The Thermals: Fuckin’ A

The Thermals
Fuckin' A
Sub Pop
2004-05-18

Things have gone pretty well for the Thermals thus far in their career. By all accounts, they were just hanging around Portland playing shows for the hell of it and decided to take a walk out into the country one day. The day in question was a dusty one, which is odd for the Pacific Northwest. Some say they heard a train go by. Others say the train hasn’t run out that way since ’67. But, one thing was for sure: it was hot. In fact, it was the hottest day in three years. It was also humid, which, again, is strange for the Northwest. One of the guys from the Thermals, the singer maybe, stopped to ask a man for a handkerchief to wipe his brow, but it wasn’t just some stranger, it was Ben Gibbard from Death Cab for Cutie. Gibbard introduced himself and asked for their company, “Why don’t you Thermals walk with me for a spell? Up to this here crossroads.” And the Thermals responded gladly, “Sure, Ben. I mean, Mr. Ben.” Upon arriving at the crossroads Gibbard asked to stop and check his map. When he reached into his pocket and removed the folded paper he spoke with some surprise, “Why this ain’t no map. It’s a Sub Pop contract. Goddamn things always crowding up my coat pockets. Would you Thermals mind holding this for me? Say, you wouldn’t be interested in something like this would you?” The Thermals held a quick band huddle and decided that they were, indeed, interested in such a thing. Two years later, the lucky bastards stand before you with this their second Sub Pop release, Fuckin’ A. Go ahead; ask them to stand in front of a mirror. You aren’t gonna like what you see.

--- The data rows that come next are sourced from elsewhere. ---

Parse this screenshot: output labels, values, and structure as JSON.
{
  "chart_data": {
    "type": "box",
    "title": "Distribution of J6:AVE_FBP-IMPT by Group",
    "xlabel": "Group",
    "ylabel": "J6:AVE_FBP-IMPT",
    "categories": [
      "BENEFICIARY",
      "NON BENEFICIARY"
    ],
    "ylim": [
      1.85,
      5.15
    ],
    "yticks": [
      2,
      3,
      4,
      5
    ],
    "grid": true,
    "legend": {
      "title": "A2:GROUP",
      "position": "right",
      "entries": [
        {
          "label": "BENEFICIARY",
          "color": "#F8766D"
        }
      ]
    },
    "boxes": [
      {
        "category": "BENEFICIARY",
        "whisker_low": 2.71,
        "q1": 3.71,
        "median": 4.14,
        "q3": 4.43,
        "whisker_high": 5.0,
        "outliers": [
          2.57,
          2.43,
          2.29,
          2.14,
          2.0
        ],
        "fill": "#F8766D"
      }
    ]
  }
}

I’m not saying that the Thermals aren’t deserving of their success. Their music is definitely energetic. The chanted vocals are almost always catchy. Their particular version of pop/punk is just as fightable as it is danceable, which is so refreshing. I even salute the fact that they’ve called their album, Fuckin’ A. That alone severely limits their chances of having MTV2-fueled Best Buy sales success. I like a little mud in the eye of the establishment. I like music for music’s sake.

My big complaint is that even after repeated listening, the songs on Fuckin’ A fail to distinguish themselves from one another. The bass and drums come out swinging on the opener, “Our Trip”. The guitar squeals and singer, Hutch Harris, smacks you upside the head with the band’s raison d’etre: “It’s our trip / We’re not listening / We’re taking grip / We’re talking shit.” Cool, right? On the second track, the bass and drums come out swinging, the guitar squeals and singer, Hutch Henry, gives you the band’s raison d’etre: “Today was fine / So don’t remind me / I cut the lock now / I’m through talking.” See what I mean? If they had flipped these two tracks, or any two tracks from the album, on to a 7-inch, I would have left thinking that this is one swell punk band. But, as it stands, the 12 tracks on this album feel claustrophobic. They’re all up in each other’s business. Sure, the vocal rhythm on “How We Know” is downright snappy; the minor chords on “Remember Today” make for swell nostalgia; and the social conscious of “God and Country” is certainly to be applauded; but there’s still something missing. I hate to say it, but it’s gotta be the soul. The spirit of spit-fueled revolution music rides on soaring choruses of spite, and flag-shredding guitar riffs. The Thermals can’t quite produce enough of either.